Necessity is the mother of invention. Cricket has been packaged, abbreviated, Americanized. It has been rendered into a version of baseball, India’s homage to the American epoch. Since time is the essence of money and event management is at the core of money-making, cricket has been compressed, à la baseball, to within a space of three to three-and-a-half hours, and each contending team has to complete an ‘inning’, not ‘innings’. As in baseball, there is a dug-out for each team, and a coach. The cheerleaders too have arrived, the hot dog stands cannot be far behind. The pinch-hitters are already playing a big role and hitting sixes galore, like home runs in baseball. Give or take a couple of seasons, the wicketkeepers will begin to be called catchers and the bowlers re-designated as pitchers. The franchise for the teams is being decided in the free market and players too are being bought and sold as in North America; film stars, who are immensely wealthier than the run-of-the-mill of cricketers, have taken a fancy to such free-market operations. There is even a commissioner to oversee the conduct of the matches in imitation of the baseball commissioner in the US; the incumbent commissioner actually speaks with a flawless Yankee accent. Once the Board for Control of Cricket in India comes to a live-and-let-live arrangement with its not-necessary-to-name-adversaries, we might even have two parallel series of Twenty20 contests, and the winners in the two groups could then meet, as in the US, in a World Series.

The story does not quite end here, the baseballization of cricket has other ramifications. The purchase and sale of players have begun to take place on a world scale. From one point of view, this is only fair. The overwhelming proportion of the money currently spent on cricket in India is made up of accumulation in the services and manufacturing sectors as a consequence of the export boom. Render unto Caesar what belongs to Caesar. Since foreigners have greatly contributed to the fabulously high earnings of a section of Indians, why not allow them to be beneficiaries of the conspicuous consumption, via cricket, indulged in by this group of Indians?

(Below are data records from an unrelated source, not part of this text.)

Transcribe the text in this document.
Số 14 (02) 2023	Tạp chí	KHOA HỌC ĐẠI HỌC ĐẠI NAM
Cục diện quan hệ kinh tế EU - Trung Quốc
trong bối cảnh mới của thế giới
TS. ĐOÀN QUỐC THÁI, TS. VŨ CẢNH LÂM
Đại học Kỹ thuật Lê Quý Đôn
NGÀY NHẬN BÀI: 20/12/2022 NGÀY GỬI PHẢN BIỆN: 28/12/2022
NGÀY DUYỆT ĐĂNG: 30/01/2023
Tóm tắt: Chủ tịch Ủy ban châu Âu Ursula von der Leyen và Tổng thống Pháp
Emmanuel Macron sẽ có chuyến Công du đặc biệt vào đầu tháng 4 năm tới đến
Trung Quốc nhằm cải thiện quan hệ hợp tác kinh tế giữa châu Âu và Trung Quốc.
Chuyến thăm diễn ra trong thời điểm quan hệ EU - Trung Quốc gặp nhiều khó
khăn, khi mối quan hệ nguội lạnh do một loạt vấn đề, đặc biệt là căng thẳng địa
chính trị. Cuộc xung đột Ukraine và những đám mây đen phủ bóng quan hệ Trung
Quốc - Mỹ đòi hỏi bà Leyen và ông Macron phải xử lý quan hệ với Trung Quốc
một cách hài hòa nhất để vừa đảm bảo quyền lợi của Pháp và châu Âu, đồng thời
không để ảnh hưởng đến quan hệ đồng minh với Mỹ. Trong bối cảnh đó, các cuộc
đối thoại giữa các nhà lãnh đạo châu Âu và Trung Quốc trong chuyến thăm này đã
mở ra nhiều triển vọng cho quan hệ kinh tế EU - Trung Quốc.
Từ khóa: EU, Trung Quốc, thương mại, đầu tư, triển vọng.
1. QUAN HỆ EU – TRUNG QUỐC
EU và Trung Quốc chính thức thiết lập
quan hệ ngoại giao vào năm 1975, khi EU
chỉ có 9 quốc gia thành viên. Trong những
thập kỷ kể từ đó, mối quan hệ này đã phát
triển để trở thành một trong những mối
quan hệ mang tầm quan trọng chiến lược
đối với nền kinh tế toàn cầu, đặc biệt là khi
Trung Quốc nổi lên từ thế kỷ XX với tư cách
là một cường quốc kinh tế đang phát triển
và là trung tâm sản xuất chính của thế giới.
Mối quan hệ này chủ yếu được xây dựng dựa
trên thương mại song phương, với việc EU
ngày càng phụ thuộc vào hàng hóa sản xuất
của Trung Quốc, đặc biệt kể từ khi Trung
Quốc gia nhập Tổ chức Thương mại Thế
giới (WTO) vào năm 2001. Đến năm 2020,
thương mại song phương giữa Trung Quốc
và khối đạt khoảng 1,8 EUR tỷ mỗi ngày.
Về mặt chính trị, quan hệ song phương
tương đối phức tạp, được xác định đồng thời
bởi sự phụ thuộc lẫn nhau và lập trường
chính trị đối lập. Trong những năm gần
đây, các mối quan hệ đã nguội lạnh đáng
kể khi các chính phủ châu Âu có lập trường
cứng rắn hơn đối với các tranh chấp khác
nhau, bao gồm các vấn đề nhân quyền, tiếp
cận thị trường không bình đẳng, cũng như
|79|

But what about the flip side of it? The outstanding contemporary phenomenon in the country is uneven economic growth, growth concentrated within a thin periphery, from where the bulk of the nation has been kept away. If the income generated in the sectors enjoying the export boom could be spent on the purchase of goods and services produced within the country, the present reality of exclusive growth, theory says, could then be coaxed into, at least partially, a process of inclusive growth; many millions would have found work in the wake of the generation of activities following the splurge in demand for domestically produced goods. Consider, however, the case of cricket, neo-baseball, that is. Very little of the money being spent on cricket is percolating down into the domestic economic system. Go through the roster of names constituting the eight teams in the Indian Premier League. A large majority of them are foreigners, and they are claiming the lion’s hare of the fees and other reimbursements. The money they earn they will take out of the country in a scampering hurry. In other words, the import content of what is happening in the name of cricket is inordinately high. Once it is so, there can be little of what economists call the ‘multiplier’ effect of the carnival on domestic income and employment.

Maybe all this is according to a game plan, intended to combine consumerism, medieval pomp, globalization, sycophancy addressed to Americans, and a smattering of neo-colonial exploitation. An additional expectation could be at work too: the concoction will act as opium of the people. Will it? One never knows. Even a people steeped in medieval beliefs can, once the pitch is queered, behave in a mighty strange manner. Take Nepal for instance.